What a wonderful tutorial, showing pictures that displayed proper ripeness. Decades ago I tasted another banana bread recipe that was extremely good; However, the lady that baked the bread would not share her family recipe. She did hint to use really ripe bananas all the way to the point that the white spots are starting to show on the peel. Somehow I could not fathom this idea; Therefore, I never believed in using really ripe bananas. I’ve always used spotted bananas instead but have never achieved a moist bread. Thanks to this tutorial, I finally understand and believe how ripe a banana should mature. I can’t wait to try your recipe. I do have a question, when a nice yellow banana is peeled, sliced and placed in the fridge, it will turn brown almost immediately. Is that type of ripeness equal to the waiting process? Thank you so much for sharing your baking secrets/knowledge with everyone.

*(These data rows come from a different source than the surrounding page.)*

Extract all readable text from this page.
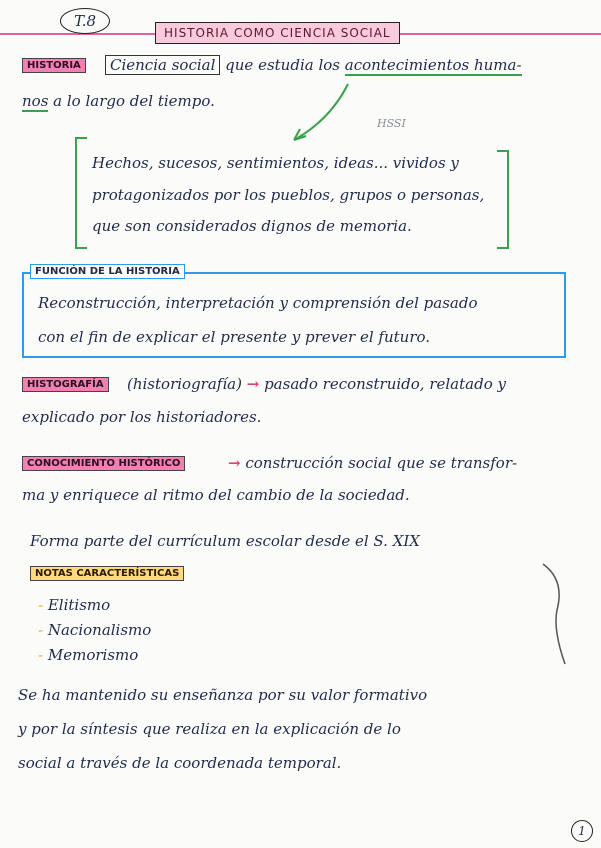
T.8
HISTORIA COMO CIENCIA SOCIAL
HISTORIA	Ciencia social que estudia los acontecimientos huma-
nos a lo largo del tiempo.
HSSI
Hechos, sucesos, sentimientos, ideas... vividos y
protagonizados por los pueblos, grupos o personas,
que son considerados dignos de memoria.
FUNCIÓN DE LA HISTORIA
Reconstrucción, interpretación y comprensión del pasado
con el fin de explicar el presente y prever el futuro.
HISTOGRAFÍA	(historiografía) → pasado reconstruido, relatado y
explicado por los historiadores.
CONOCIMIENTO HISTÓRICO	→ construcción social que se transfor-
ma y enriquece al ritmo del cambio de la sociedad.
Forma parte del currículum escolar desde el S. XIX
NOTAS CARACTERÍSTICAS
- Elitismo
- Nacionalismo
- Memorismo
Se ha mantenido su enseñanza por su valor formativo
y por la síntesis que realiza en la explicación de lo
social a través de la coordenada temporal.
1
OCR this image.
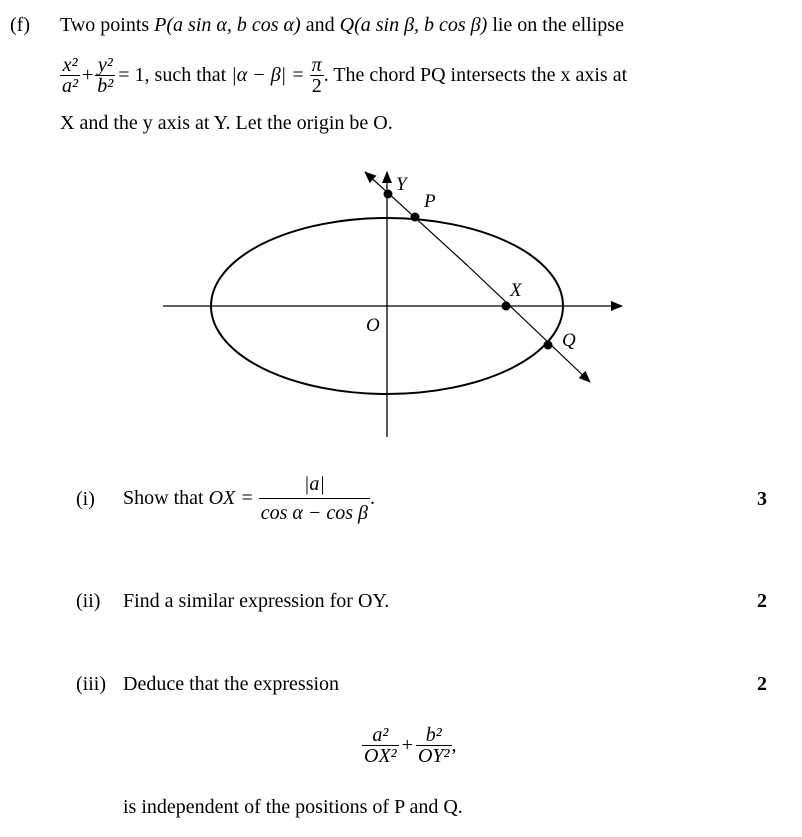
(f) Two points P(a sin α, b cos α) and Q(a sin β, b cos β) lie on the ellipse
$\frac{\text{x²}}{\text{a²}} + \frac{\text{y²}}{\text{b²}} = 1$, such that $|\alpha - \beta| = \frac{\pi}{2}$ . The chord PQ intersects the x axis at
X and the y axis at Y. Let the origin be O.
Y
P
X
O
Q
(i) Show that OX = $\frac{|a|}{\text{cos α − cos β}}$ .	3
(ii) Find a similar expression for OY.	2
(iii) Deduce that the expression	2
$\frac{\text{a²}}{\text{OX²}} + \frac{\text{b²}}{\text{OY²}}$ ,
is independent of the positions of P and Q.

Dorothy Reinhold May 4, 2014 at 9:32 am

Thanks! Yep, the key to baking with bananas is a nice, disgustingly ripe, fully black banana. No, unfortunately, the banana simply turning brown from being in the refrigerator doesn’t indicate ripeness, but merely oxidation. You need to let it ripen on the counter, let the fruit flies buzz around it, and then you know it is ready to go! Once you have 3 or so bananas really ripe, you can always squirt them out of their skin into a measuring cup, and then freeze them in 1-cup portions so you can make this bread whenever you like.

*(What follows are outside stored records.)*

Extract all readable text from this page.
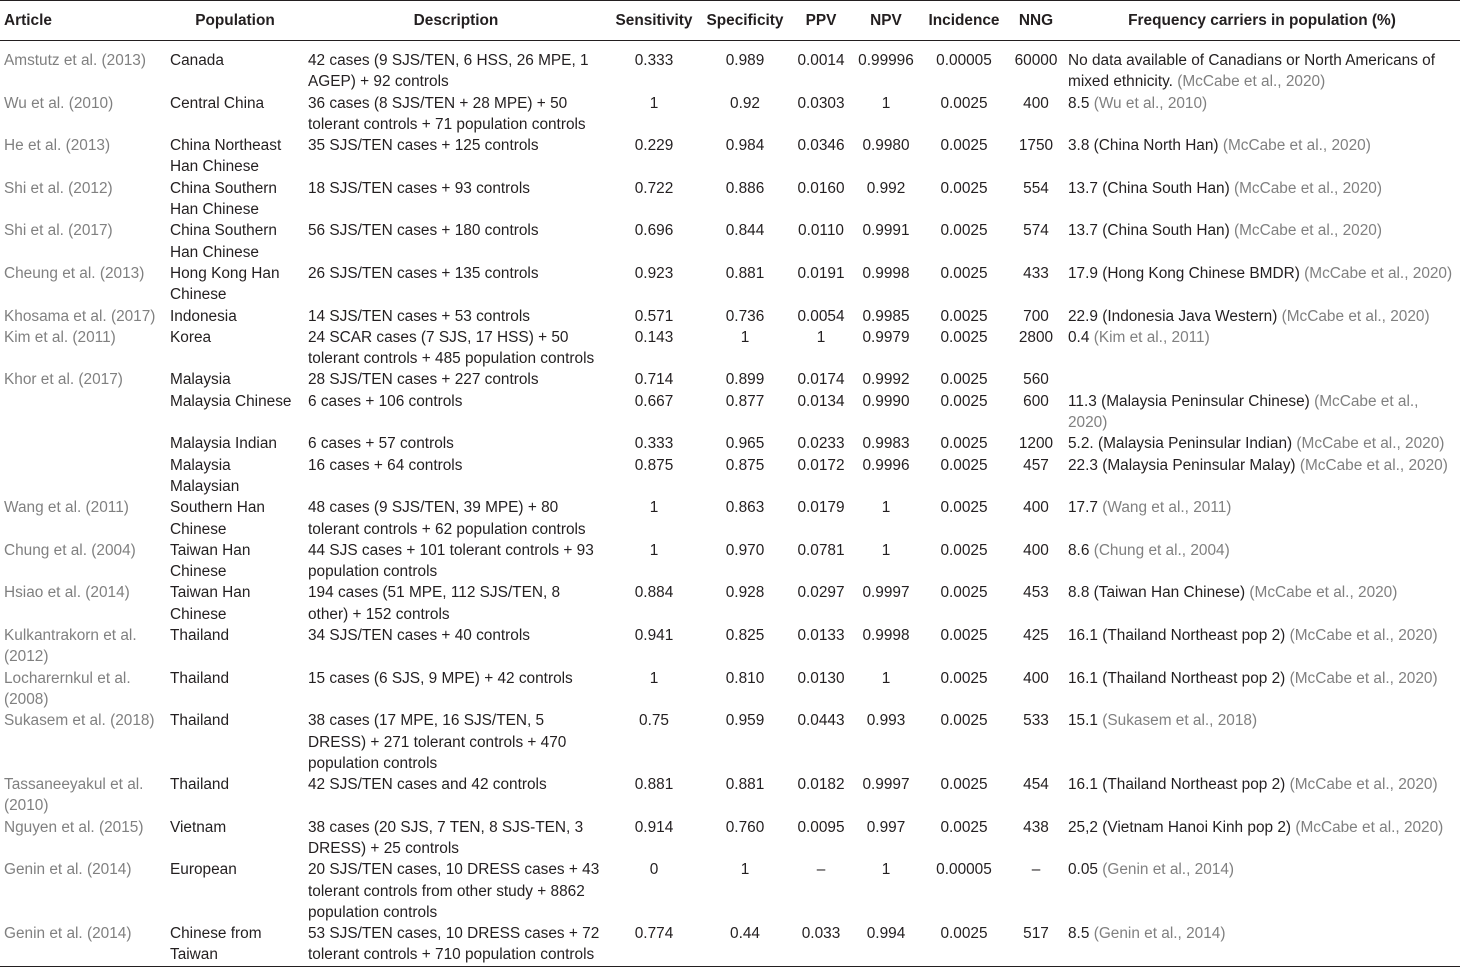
Article	Population	Description	Sensitivity	Specificity	PPV	NPV	Incidence	NNG	Frequency carriers in population (%)
Amstutz et al. (2013)	Canada	42 cases (9 SJS/TEN, 6 HSS, 26 MPE, 1 AGEP) + 92 controls	0.333	0.989	0.0014	0.99996	0.00005	60000	No data available of Canadians or North Americans of mixed ethnicity. (McCabe et al., 2020)
Wu et al. (2010)	Central China	36 cases (8 SJS/TEN + 28 MPE) + 50 tolerant controls + 71 population controls	1	0.92	0.0303	1	0.0025	400	8.5 (Wu et al., 2010)
He et al. (2013)	China Northeast Han Chinese	35 SJS/TEN cases + 125 controls	0.229	0.984	0.0346	0.9980	0.0025	1750	3.8 (China North Han) (McCabe et al., 2020)
Shi et al. (2012)	China Southern Han Chinese	18 SJS/TEN cases + 93 controls	0.722	0.886	0.0160	0.992	0.0025	554	13.7 (China South Han) (McCabe et al., 2020)
Shi et al. (2017)	China Southern Han Chinese	56 SJS/TEN cases + 180 controls	0.696	0.844	0.0110	0.9991	0.0025	574	13.7 (China South Han) (McCabe et al., 2020)
Cheung et al. (2013)	Hong Kong Han Chinese	26 SJS/TEN cases + 135 controls	0.923	0.881	0.0191	0.9998	0.0025	433	17.9 (Hong Kong Chinese BMDR) (McCabe et al., 2020)
Khosama et al. (2017)	Indonesia	14 SJS/TEN cases + 53 controls	0.571	0.736	0.0054	0.9985	0.0025	700	22.9 (Indonesia Java Western) (McCabe et al., 2020)
Kim et al. (2011)	Korea	24 SCAR cases (7 SJS, 17 HSS) + 50 tolerant controls + 485 population controls	0.143	1	1	0.9979	0.0025	2800	0.4 (Kim et al., 2011)
Khor et al. (2017)	Malaysia	28 SJS/TEN cases + 227 controls	0.714	0.899	0.0174	0.9992	0.0025	560	
	Malaysia Chinese	6 cases + 106 controls	0.667	0.877	0.0134	0.9990	0.0025	600	11.3 (Malaysia Peninsular Chinese) (McCabe et al., 2020)
	Malaysia Indian	6 cases + 57 controls	0.333	0.965	0.0233	0.9983	0.0025	1200	5.2. (Malaysia Peninsular Indian) (McCabe et al., 2020)
	Malaysia Malaysian	16 cases + 64 controls	0.875	0.875	0.0172	0.9996	0.0025	457	22.3 (Malaysia Peninsular Malay) (McCabe et al., 2020)
Wang et al. (2011)	Southern Han Chinese	48 cases (9 SJS/TEN, 39 MPE) + 80 tolerant controls + 62 population controls	1	0.863	0.0179	1	0.0025	400	17.7 (Wang et al., 2011)
Chung et al. (2004)	Taiwan Han Chinese	44 SJS cases + 101 tolerant controls + 93 population controls	1	0.970	0.0781	1	0.0025	400	8.6 (Chung et al., 2004)
Hsiao et al. (2014)	Taiwan Han Chinese	194 cases (51 MPE, 112 SJS/TEN, 8 other) + 152 controls	0.884	0.928	0.0297	0.9997	0.0025	453	8.8 (Taiwan Han Chinese) (McCabe et al., 2020)
Kulkantrakorn et al. (2012)	Thailand	34 SJS/TEN cases + 40 controls	0.941	0.825	0.0133	0.9998	0.0025	425	16.1 (Thailand Northeast pop 2) (McCabe et al., 2020)
Locharernkul et al. (2008)	Thailand	15 cases (6 SJS, 9 MPE) + 42 controls	1	0.810	0.0130	1	0.0025	400	16.1 (Thailand Northeast pop 2) (McCabe et al., 2020)
Sukasem et al. (2018)	Thailand	38 cases (17 MPE, 16 SJS/TEN, 5 DRESS) + 271 tolerant controls + 470 population controls	0.75	0.959	0.0443	0.993	0.0025	533	15.1 (Sukasem et al., 2018)
Tassaneeyakul et al. (2010)	Thailand	42 SJS/TEN cases and 42 controls	0.881	0.881	0.0182	0.9997	0.0025	454	16.1 (Thailand Northeast pop 2) (McCabe et al., 2020)
Nguyen et al. (2015)	Vietnam	38 cases (20 SJS, 7 TEN, 8 SJS-TEN, 3 DRESS) + 25 controls	0.914	0.760	0.0095	0.997	0.0025	438	25,2 (Vietnam Hanoi Kinh pop 2) (McCabe et al., 2020)
Genin et al. (2014)	European	20 SJS/TEN cases, 10 DRESS cases + 43 tolerant controls from other study + 8862 population controls	0	1	–	1	0.00005	–	0.05 (Genin et al., 2014)
Genin et al. (2014)	Chinese from Taiwan	53 SJS/TEN cases, 10 DRESS cases + 72 tolerant controls + 710 population controls	0.774	0.44	0.033	0.994	0.0025	517	8.5 (Genin et al., 2014)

Kate November 13, 2015 at 2:45 pm

It probably saves time to squirt them out of the skin too, instead of having to peel and mash them! I usually make banana bread when they’re just yellow with black dots though since I don’t trust myself to use them in time if I let them get all black (and I’ll never find them in the freezer).

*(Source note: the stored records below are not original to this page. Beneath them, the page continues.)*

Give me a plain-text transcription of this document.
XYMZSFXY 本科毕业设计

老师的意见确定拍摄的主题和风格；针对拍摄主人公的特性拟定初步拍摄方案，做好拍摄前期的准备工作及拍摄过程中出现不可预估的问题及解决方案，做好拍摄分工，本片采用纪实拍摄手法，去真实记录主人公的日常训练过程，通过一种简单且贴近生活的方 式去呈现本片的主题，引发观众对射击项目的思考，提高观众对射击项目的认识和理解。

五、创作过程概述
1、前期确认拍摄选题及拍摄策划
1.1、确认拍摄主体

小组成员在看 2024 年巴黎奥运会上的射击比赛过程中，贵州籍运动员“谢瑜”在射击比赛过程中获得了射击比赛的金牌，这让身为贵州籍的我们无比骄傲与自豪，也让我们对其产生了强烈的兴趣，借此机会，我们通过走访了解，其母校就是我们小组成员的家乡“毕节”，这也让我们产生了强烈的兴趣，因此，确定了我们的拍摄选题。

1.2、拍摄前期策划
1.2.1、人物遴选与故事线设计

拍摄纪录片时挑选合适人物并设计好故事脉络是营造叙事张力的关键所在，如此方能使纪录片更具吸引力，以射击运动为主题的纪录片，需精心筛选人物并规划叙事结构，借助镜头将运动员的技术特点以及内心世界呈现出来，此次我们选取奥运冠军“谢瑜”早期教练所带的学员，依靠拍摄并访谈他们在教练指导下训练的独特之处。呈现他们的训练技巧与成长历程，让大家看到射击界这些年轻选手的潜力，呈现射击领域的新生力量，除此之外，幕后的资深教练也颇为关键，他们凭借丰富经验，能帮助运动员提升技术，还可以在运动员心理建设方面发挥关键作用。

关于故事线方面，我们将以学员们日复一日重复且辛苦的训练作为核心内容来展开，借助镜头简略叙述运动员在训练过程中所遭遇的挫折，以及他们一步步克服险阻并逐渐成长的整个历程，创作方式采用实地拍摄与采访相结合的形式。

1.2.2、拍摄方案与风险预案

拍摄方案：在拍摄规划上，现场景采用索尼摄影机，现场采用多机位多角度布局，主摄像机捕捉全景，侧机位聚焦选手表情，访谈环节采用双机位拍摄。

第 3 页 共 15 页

Dorothy Reinhold November 14, 2015 at 6:28 am

It DOES save time! I totally understand the problem of losing black bananas in the freezer. Oh yeah, I’ve been there.


Janelle March 18, 2013 at 3:25 pm

Thank you – that was exactly what I needed to know! And I got a good laugh out of it too.


Dorothy Reinhold March 20, 2013 at 5:58 am

So happy to amuse you!


Lentil Breakdown September 22, 2010 at 11:06 pm

That was funny and informative! I’ve never let my bananas get black—only my plantains. Who knew? (besides you). Thanks for the info.


Paula {} September 19, 2010 at 5:53 am

Had to laugh when I read this article. Made banana muffins for a school brunch and a boy ran up to me and said, “These are the BEST banana muffins EVER!” I used close to dead black bananas, but not quite. Have a bunch ripening in the kitchen right now. I think I’ll go unearth the recipe and go to town. BTW, where did you get the maggot photo? Between that and the “squirt them out of the skin like toothpaste” line, I think I’ve had enough visuals for a while! LOL Looking forward to your recipe. 🙂


Dorothy September 19, 2010 at 6:39 am

Thanks, Paula! The maggot photo I got the honest way…took it in my kitchen, with bananas I let go too far. I kept walking by them, day after day, saying, “Just one more day and they’ll be ready.” Apparently the fruit flies had established them as a nursery before I took a close enough look to say, “Hey, what are those little rice grains on my bananas?”


Paula {} September 19, 2010 at 7:21 am

Oh! And here I thought the response was going to read, “stock photo!” LOL Wouldn’t the bananas ripen faster if you put them in a brown paper bag?


Dorothy September 19, 2010 at 8:03 pm

Paula, yeah, but where’s the fun in THAT? Actually, with me it is out of sight, out of mind, so if the bananas are in a bag, I will walk right by the bag for 3 weeks. If they are on the counter in a bowl, in all their yellow, then brown glory, I must confront them!